So instead of being buried in a traditional suit, the late doctor will be put to rest on Monday wearing the clothes that made him the hero that he was: his scrubs.
“That’s how he saw himself,” Dr. Geoffrey Rose, president of Sanger Heart & Vascular institute, told CNN. “In scrubs, there to serve patients.”
“Everybody (in Charlotte) knew Dr. Robicsek and everybody had a story about how he had either operated on one of their family members or neighbors,” Rose, who knew Robicsek for nearly 25 years, said.
If there was one word that could describe Robicsek, it would be innovation, because of the numerous surgical instruments and procedures he patented to make surgeries go smoother, Rose said.
With barely any heart-lung machines in the US, Robicsek traveled to the Cleveland Clinic to see the one that was being used there. He came back to Charlotte and with the help of a friend who was an engineer, they built their own heart-lung machine in the friend’s garage.
For years, Robicsek loaded up that machine on the back of a pickup truck and transported it between hospitals to do heart surgery.
People also remember Robicsek for his generous heart and caring demeanor when interacting with his patients.
During the days of segregation in the US, African American patients in Charlotte had to be treated at a separate hospital called the Good Samaritan Hospital, according to the Observer.
But Robicsek wasn’t able to perform heart surgeries there so he instead arranged for black patients to be admitted to a tuberculosis hospital even though they didn’t have the disease. He would then perform their heart surgeries there, Rose said.
“Francis found ways around that to be able to provide care for all,” Rose said. “That was always his modus operandi.”

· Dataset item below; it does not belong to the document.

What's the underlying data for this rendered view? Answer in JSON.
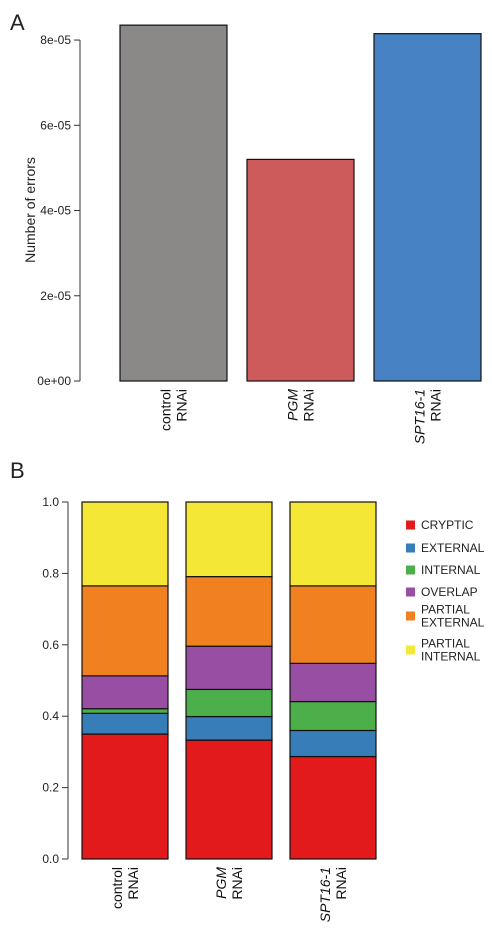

In that same vein, Rose said Robicsek took his medical expertise abroad. In the 1960s, he traveled to Guatemala, Nicaragua, El Salvador, Honduras and other Central American countries to help establish cardiac surgery and pediatric intensive care programs there.
He assisted with surgeries and trained Guatemalan doctors and nurses. But the facilities there didn’t allow for cardiac catheterization, which is used to diagnose certain heart diseases, so Robicsek would help fly Guatemalan patients to Charlotte using a military transport plane, work through the weekend to do the cardiac catheterizations, then fly them back in a matter of less than 48 hours.
“What that would do is tee up surgery for the next six months because all the diagnostic work would’ve been done,” Rose said. “That type of ability to solve problems and find ways to get things done is a wonderful example of Francis’ spirit and his commitment to others.”
He then went on to help found the Guatemalan Heart Institute, which today performs 700 open-heart procedures a year, according to Carly Stephenson, a spokeswoman with Atrium Health.
Jim Olsen, senior vice president of material resource management at Atrium Health, accompanied Robicshek for many of these humanitarian trips.
“Wherever we went to (in) Central America, there was someone holding their shirt up to show Dr. Robicsek the scar from the surgery he had done on them years before,” Olsen told CNN.
While dozens of awards lined his office walls, Stephenson said Robicsek was most proud of the Surgical Humanitarianism Award from the American College of Surgeons he was awarded in 2017.